The other curious thing about this is that, as the report notes, usually the Borough Solicitor, Jacqueline Harris-Baker, an experienced lawyer, might be expected to provide the ruling on dispensations.
Yet on this occasion – with Scott effectively seeking permission to chair planning meetings at which clients of his own architects’ firm have an interest – the decision was taken by the ethics committee, made up of seven councillors, four of them from Scott’s Labour group.
As previously noted, Scott has never made any secret of his work at TP Bennett.
Indeed, the company’s website even flaunts Scott’s “prominent role on the planning committee” of Croydon Council. As one Katharine Street source said tonight, “That’s about as subtle a come-on as you’d get from a whore under a street light showing a bit of thigh.
“It doesn’t leave much to the imagination or need any reading between the lines: they have someone who has influence in planning on Croydon Council.”
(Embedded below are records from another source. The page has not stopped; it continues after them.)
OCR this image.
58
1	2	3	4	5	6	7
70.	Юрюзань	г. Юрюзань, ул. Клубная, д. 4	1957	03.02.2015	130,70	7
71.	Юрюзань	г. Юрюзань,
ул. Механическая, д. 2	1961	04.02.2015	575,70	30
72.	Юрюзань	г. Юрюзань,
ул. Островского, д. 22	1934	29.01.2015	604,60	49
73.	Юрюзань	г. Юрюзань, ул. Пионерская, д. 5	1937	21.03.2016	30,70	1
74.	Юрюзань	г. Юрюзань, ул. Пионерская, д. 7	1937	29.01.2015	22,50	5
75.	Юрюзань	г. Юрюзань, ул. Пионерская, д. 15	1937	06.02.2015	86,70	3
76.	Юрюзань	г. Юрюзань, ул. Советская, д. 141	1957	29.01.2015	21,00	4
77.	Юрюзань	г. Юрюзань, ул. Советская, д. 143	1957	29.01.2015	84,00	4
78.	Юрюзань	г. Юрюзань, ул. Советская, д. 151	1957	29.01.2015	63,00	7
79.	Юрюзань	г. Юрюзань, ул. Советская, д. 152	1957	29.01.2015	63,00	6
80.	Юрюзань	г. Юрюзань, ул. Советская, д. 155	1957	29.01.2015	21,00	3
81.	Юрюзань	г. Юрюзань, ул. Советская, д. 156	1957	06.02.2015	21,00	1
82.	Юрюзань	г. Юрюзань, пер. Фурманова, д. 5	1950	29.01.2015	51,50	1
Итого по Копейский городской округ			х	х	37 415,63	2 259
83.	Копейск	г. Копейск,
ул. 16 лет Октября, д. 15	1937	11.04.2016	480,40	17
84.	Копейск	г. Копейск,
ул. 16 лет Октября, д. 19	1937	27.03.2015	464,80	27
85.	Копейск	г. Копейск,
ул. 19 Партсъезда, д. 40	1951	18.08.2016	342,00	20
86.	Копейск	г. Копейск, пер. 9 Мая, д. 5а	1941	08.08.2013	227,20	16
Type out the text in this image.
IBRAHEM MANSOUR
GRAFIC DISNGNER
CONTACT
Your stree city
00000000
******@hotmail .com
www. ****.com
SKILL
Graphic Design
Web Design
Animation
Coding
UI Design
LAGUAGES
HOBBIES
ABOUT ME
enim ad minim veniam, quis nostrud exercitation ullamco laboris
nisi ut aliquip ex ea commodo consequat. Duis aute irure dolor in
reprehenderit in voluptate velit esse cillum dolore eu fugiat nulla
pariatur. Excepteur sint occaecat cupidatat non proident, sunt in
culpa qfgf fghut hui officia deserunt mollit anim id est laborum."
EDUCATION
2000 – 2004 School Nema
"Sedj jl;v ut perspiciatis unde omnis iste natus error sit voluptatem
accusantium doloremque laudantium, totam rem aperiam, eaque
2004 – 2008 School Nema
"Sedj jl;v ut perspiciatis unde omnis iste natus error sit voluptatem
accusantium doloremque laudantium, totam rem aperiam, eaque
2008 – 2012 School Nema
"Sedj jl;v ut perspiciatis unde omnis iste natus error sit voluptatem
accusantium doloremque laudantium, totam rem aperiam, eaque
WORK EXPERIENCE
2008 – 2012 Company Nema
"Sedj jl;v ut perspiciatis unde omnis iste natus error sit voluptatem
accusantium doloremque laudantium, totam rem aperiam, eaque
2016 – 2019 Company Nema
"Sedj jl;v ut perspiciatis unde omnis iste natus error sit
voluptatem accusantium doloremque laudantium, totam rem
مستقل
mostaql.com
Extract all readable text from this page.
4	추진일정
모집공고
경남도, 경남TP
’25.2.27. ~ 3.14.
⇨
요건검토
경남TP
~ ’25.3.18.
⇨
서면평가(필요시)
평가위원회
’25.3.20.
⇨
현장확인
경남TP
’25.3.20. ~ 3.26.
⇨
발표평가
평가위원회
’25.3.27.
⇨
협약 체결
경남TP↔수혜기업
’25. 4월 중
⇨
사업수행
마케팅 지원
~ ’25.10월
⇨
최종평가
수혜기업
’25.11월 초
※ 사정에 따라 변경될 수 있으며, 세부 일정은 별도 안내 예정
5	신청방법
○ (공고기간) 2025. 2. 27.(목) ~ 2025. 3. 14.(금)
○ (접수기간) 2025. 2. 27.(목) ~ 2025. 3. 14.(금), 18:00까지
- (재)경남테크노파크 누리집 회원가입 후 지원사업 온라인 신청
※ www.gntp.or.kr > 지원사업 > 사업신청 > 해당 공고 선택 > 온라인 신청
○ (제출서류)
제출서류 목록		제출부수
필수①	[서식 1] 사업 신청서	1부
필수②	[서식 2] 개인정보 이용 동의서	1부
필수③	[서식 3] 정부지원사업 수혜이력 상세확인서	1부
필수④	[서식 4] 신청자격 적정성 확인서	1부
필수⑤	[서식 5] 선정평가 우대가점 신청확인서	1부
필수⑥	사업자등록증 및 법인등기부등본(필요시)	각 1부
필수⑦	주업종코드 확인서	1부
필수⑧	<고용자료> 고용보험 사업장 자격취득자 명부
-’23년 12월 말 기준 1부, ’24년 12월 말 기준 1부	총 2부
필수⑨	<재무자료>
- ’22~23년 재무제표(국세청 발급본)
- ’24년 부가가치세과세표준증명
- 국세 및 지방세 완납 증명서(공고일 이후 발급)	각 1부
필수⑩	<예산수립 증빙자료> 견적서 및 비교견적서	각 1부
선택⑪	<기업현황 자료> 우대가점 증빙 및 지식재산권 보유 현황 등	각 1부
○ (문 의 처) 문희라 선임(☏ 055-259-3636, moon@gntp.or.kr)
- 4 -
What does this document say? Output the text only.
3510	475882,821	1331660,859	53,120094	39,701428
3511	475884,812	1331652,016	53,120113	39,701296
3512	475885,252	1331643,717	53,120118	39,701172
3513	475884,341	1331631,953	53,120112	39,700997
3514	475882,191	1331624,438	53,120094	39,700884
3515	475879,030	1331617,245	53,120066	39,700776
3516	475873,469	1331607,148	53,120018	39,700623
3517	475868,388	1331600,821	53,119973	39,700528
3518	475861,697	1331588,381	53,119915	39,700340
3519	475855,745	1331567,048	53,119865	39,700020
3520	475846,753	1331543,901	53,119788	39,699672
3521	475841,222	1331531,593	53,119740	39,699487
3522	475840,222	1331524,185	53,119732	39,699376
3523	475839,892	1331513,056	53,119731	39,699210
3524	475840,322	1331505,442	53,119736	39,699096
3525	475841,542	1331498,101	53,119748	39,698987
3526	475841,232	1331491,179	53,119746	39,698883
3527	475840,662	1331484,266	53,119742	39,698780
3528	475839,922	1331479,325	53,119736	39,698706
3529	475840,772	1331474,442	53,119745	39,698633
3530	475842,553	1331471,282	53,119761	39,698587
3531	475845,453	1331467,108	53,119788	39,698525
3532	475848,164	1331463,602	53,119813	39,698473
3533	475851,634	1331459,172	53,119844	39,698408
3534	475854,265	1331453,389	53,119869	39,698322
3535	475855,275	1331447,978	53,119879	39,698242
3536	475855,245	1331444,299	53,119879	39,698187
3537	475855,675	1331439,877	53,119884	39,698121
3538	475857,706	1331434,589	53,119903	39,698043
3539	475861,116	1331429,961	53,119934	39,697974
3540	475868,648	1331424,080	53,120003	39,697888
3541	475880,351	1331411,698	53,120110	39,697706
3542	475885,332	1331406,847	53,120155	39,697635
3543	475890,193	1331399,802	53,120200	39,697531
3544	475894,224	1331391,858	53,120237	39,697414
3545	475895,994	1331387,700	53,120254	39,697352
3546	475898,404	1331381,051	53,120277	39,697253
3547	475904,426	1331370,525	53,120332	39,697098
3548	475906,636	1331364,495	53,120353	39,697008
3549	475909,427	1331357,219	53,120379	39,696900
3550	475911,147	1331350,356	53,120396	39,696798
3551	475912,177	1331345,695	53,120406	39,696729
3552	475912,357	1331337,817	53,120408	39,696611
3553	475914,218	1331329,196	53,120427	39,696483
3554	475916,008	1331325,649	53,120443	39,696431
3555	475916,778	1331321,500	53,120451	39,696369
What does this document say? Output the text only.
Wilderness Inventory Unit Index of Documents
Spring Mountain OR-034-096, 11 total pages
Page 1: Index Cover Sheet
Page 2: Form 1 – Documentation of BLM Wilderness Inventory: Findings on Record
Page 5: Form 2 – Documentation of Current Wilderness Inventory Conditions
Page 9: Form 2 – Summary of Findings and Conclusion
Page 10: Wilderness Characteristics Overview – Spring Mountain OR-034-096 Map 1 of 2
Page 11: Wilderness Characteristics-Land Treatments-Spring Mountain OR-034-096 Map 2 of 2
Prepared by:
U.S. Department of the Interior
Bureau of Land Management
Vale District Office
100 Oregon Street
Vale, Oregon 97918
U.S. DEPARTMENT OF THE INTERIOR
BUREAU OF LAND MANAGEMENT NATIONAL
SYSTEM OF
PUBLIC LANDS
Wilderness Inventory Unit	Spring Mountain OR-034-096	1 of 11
And another councillor, who was at the Westfield planning meeting, told Inside Croydon today, “I was waiting for him to make some form of declaration before the meeting, but he said nothing. He didn’t even need to be there. It would have done him, and the application, no harm if he had declared an interest. The application was carried unanimously – it wasn’t as if the Tories on the planning committee were going to oppose Westfield.”
Tonight, we asked Scott how he reconciles his professional profile on the TP Bennett website with the strict requirements of the council’s Code of Conduct.
We are still waiting for a reply.
Declaration of interest: Scott is currently the subject of a formal complaint to the Labour Party from Steven Downes, following the councillor circulating libellous remarks about the journalist.